Lo último que recuerda el público español del gran Paul Newman es, probablemente, su papel de mafioso en “Camino a la perdición”, que le valió una nominación al Oscar como actor secundario. En los telediarios hablaban de sus últimas aportaciones al cine: el doblaje de un par de cintas de animación. Pero éstas no cuentan porque lo que queremos, lo que el público siempre ha querido, es ver a Paul Newman en persona. Así que su última verdadera interpretación está entre el secundario de “Camino a la perdición” y su doblaje para un corto de siete minutos incluido en el dvd de “Cars”. Me refiero a su personaje Max Roby, gruñón y adorable, en la mini serie de televisión “Empire Falls”, que rodó hace unos tres años. Por aquel papel obtuvo un Emmy y un Globo de Oro. Que yo sepa, nunca ha salido en dvd ni ninguna cadena de televisión la ha emitido (salvo, supongo, las cadenas de pago). En el verano del 2006 me hice con una copia y la disfruté después de leerme el libro de Richard Russo en el que se basa. Busco en mis archivos. Escribí un artículo sobre la serie (cuatro horas de duración: dos episodios) y rescato lo que dije entonces: “Soberbios están Woodward y Newman. Y Newman, con un papel breve y secundario, es capaz de comerse él solo a los demás actores. Cada vez que aparece en escena, corrobora uno que está ante un maestro. Uno de los más grandes. Un dios del celuloide”.
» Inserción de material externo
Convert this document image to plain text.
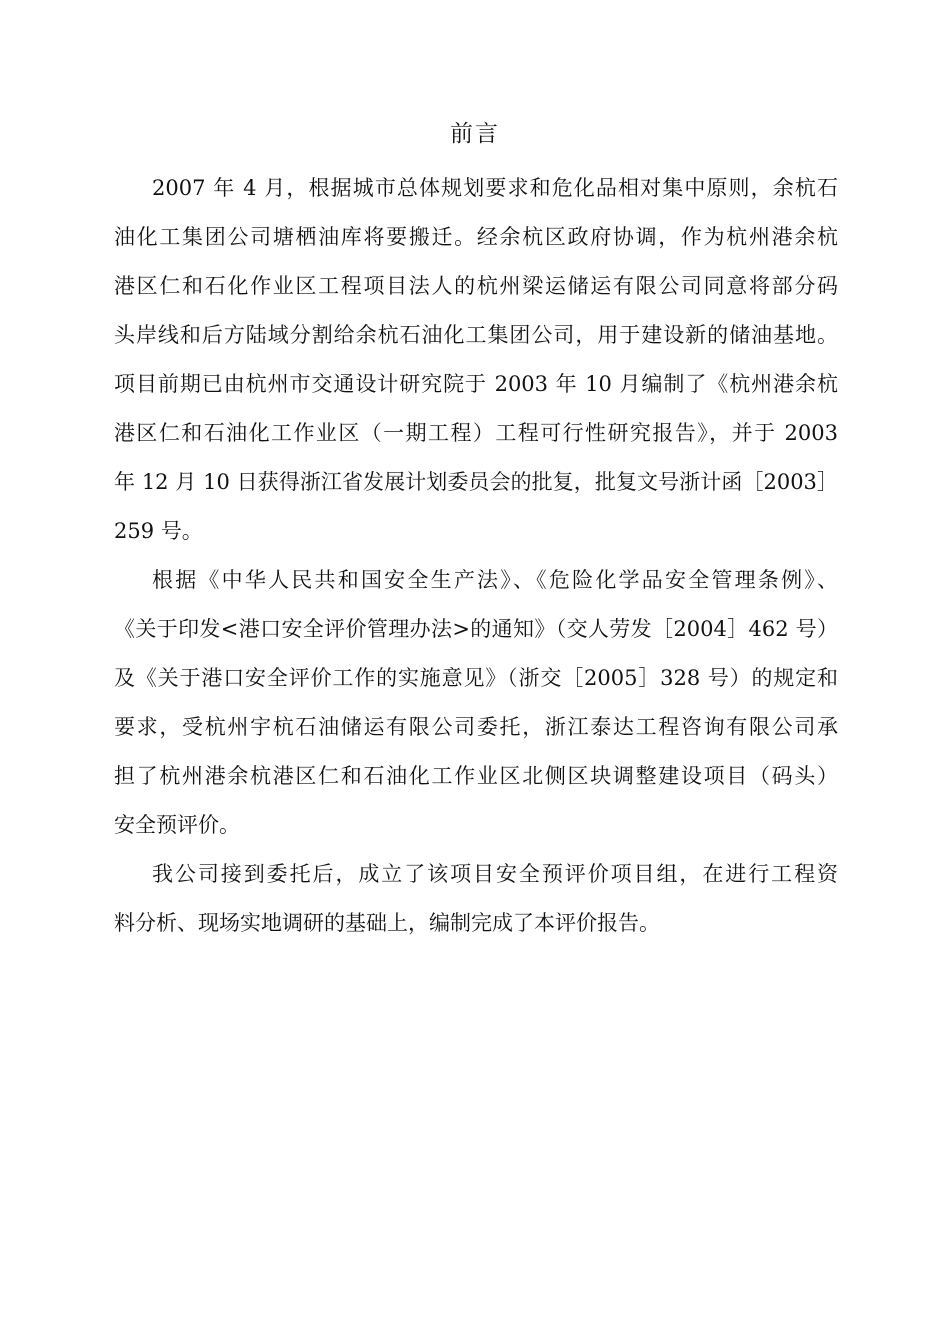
前言
2007 年 4 月，根据城市总体规划要求和危化品相对集中原则，余杭石
油化工集团公司塘栖油库将要搬迁。经余杭区政府协调，作为杭州港余杭
港区仁和石化作业区工程项目法人的杭州梁运储运有限公司同意将部分码
头岸线和后方陆域分割给余杭石油化工集团公司，用于建设新的储油基地。
项目前期已由杭州市交通设计研究院于 2003 年 10 月编制了《杭州港余杭
港区仁和石油化工作业区（一期工程）工程可行性研究报告》，并于 2003
年 12 月 10 日获得浙江省发展计划委员会的批复，批复文号浙计函［2003］
259 号。
根据《中华人民共和国安全生产法》、《危险化学品安全管理条例》、
《关于印发<港口安全评价管理办法>的通知》（交人劳发［2004］462 号）
及《关于港口安全评价工作的实施意见》（浙交［2005］328 号）的规定和
要求，受杭州宇杭石油储运有限公司委托，浙江泰达工程咨询有限公司承
担了杭州港余杭港区仁和石油化工作业区北侧区块调整建设项目（码头）
安全预评价。
我公司接到委托后，成立了该项目安全预评价项目组，在进行工程资
料分析、现场实地调研的基础上，编制完成了本评价报告。
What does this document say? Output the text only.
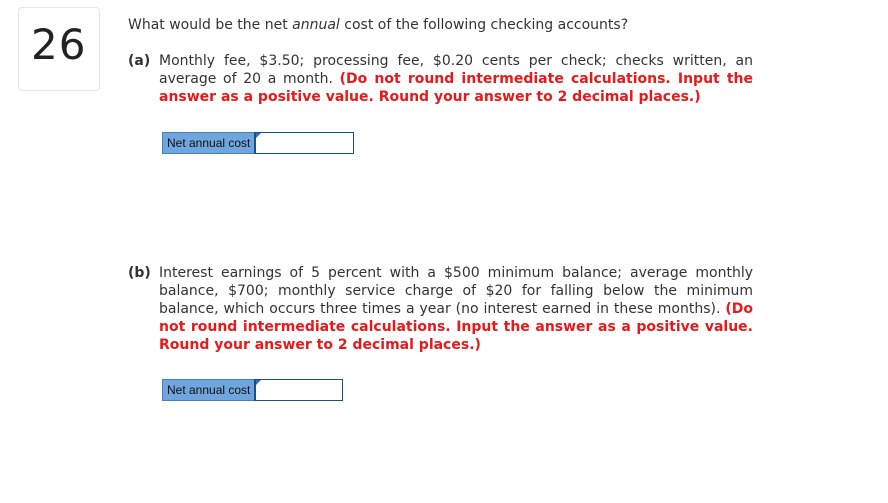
26	What would be the net annual cost of the following checking accounts?
(a) Monthly fee, $3.50; processing fee, $0.20 cents per check; checks written, an average of 20 a month. (Do not round intermediate calculations. Input the answer as a positive value. Round your answer to 2 decimal places.)
Net annual cost
(b) Interest earnings of 5 percent with a $500 minimum balance; average monthly balance, $700; monthly service charge of $20 for falling below the minimum balance, which occurs three times a year (no interest earned in these months). (Do not round intermediate calculations. Input the answer as a positive value. Round your answer to 2 decimal places.)
Net annual cost
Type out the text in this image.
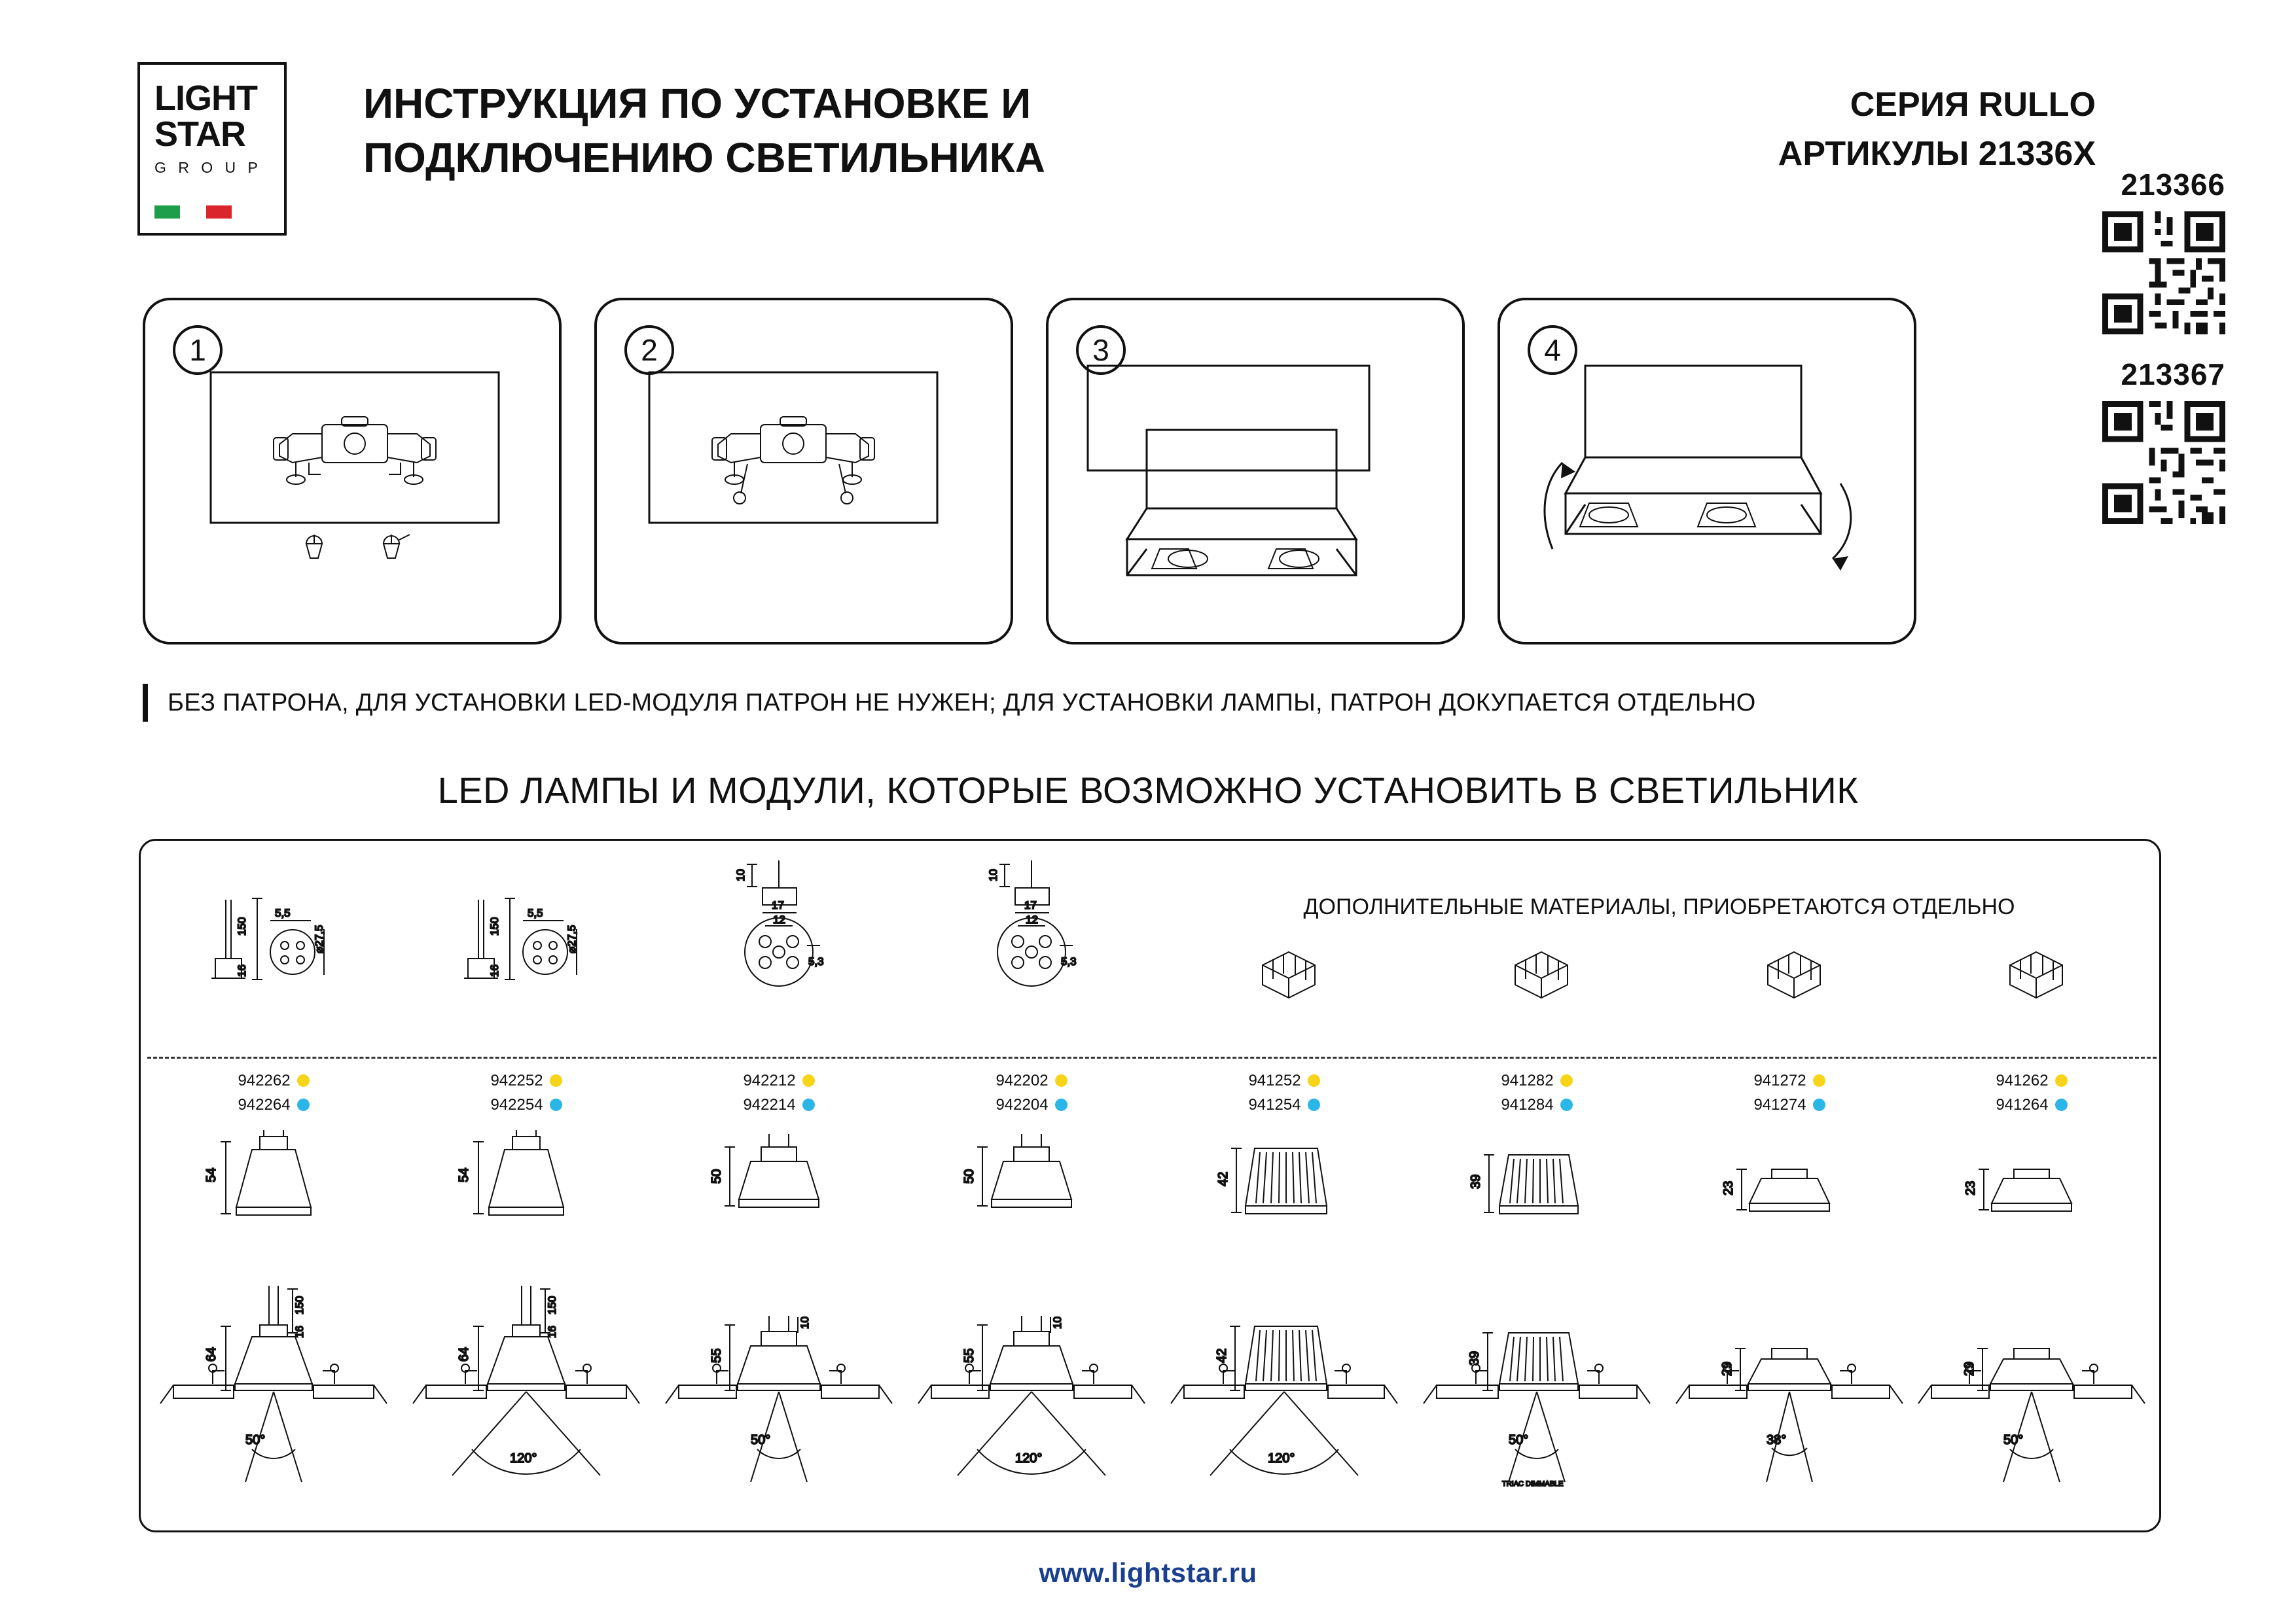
LIGHT
STAR
G R O U P
ИНСТРУКЦИЯ ПО УСТАНОВКЕ И ПОДКЛЮЧЕНИЮ СВЕТИЛЬНИКА
СЕРИЯ RULLO
АРТИКУЛЫ 21336X
213366
213367
1	2	3	4
БЕЗ ПАТРОНА, ДЛЯ УСТАНОВКИ LED-МОДУЛЯ ПАТРОН НЕ НУЖЕН; ДЛЯ УСТАНОВКИ ЛАМПЫ, ПАТРОН ДОКУПАЕТСЯ ОТДЕЛЬНО
LED ЛАМПЫ И МОДУЛИ, КОТОРЫЕ ВОЗМОЖНО УСТАНОВИТЬ В СВЕТИЛЬНИК
ДОПОЛНИТЕЛЬНЫЕ МАТЕРИАЛЫ, ПРИОБРЕТАЮТСЯ ОТДЕЛЬНО
150
16
5,5
⌀27,5
942262
942264
54
150
16
64
50°
150
16
5,5
⌀27,5
942252
942254
54
150
16
64
120°
10
17
12
5,3
942212
942214
50
10
55
50°
10
17
12
5,3
942202
942204
50
10
55
120°
941252
941254
42
42
120°
941282
941284
39
39
50°
TRIAC DIMMABLE
941272
941274
23
29
38°
941262
941264
23
29
50°
www.lightstar.ru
A pesar de eso, no conozco a nadie que desde entonces haya seguido mi recomendación y la haya visto. Y lo más probable es que, a raíz de su muerte, se apresuren ahora a editarla en dvd en España o a emitirla por televisión. Es así. Es la maquinaria de consumo que lleva aparejada la muerte en estos tiempos. Consigan una copia como sea, porque esa es la auténtica última interpretación de Newman y él solo le da una lección a todo el reparto. Pero retrocedamos un poco. Antaño iba al cine a ver cualquier cosa que este actor gigante hiciera: desde las que yo considero grandes películas (la citada “Camino a la perdición”, “Ni un pelo de tonto” o “El gran salto”) hasta las que no harán historia pero cuentan con el broche de oro de tenerlo a él (“Mensaje en una botella”, “Al caer el sol”, “Creadores de sombras” o “El escándalo Blaze”). Una película tan ñoña como “Mensaje en una botella” merece la pena porque sale Newman haciendo de padre del personaje de Kevin Costner. Soporté aquella cinta sólo por él, que la elevaba de la mediocridad cada vez que salía en pantalla. Paul Newman es uno de los iconos absolutos de mi niñez, la clase de estrella que uno sueña con imitar en la infancia, el tipo simpático, granuja, duro y guapo de “El golpe”, “El juez de la horca”, “Dos hombres y un destino”, “La leyenda del indomable”, “Harper”, “El premio”, “El buscavidas”, “Marcado por el odio”… Porque, ¿qué hombre no ha querido ser Paul Newman? ¿Y qué mujer no ha querido intimar con él? Este actor siempre despidió la clase de energía de los grandes, ya fuera para hacernos reír (“El castañazo”) o para emocionarnos (“El color del dinero”).
A su talento, su carisma y su belleza, indiscutibles, se unía su humanidad. Es raro que, en un lugar de tentación como Hollywood, dos actores estén unidos durante tantos años. Paul Newman y Joanne Woodward eran uña y carne, la clase de amor envidiable que abarca décadas. Su corazón le llevó a amar así y a luchar por diversas causas humanitarias. Se retiró a morir a casa, para estar con su gente. Con dignidad, con elegancia, sin armar jaleo, aceptando que hasta las estrellas caen. Abandonó el hospital para esperar a la Muerte en su lecho. Y seguro que también la sedujo.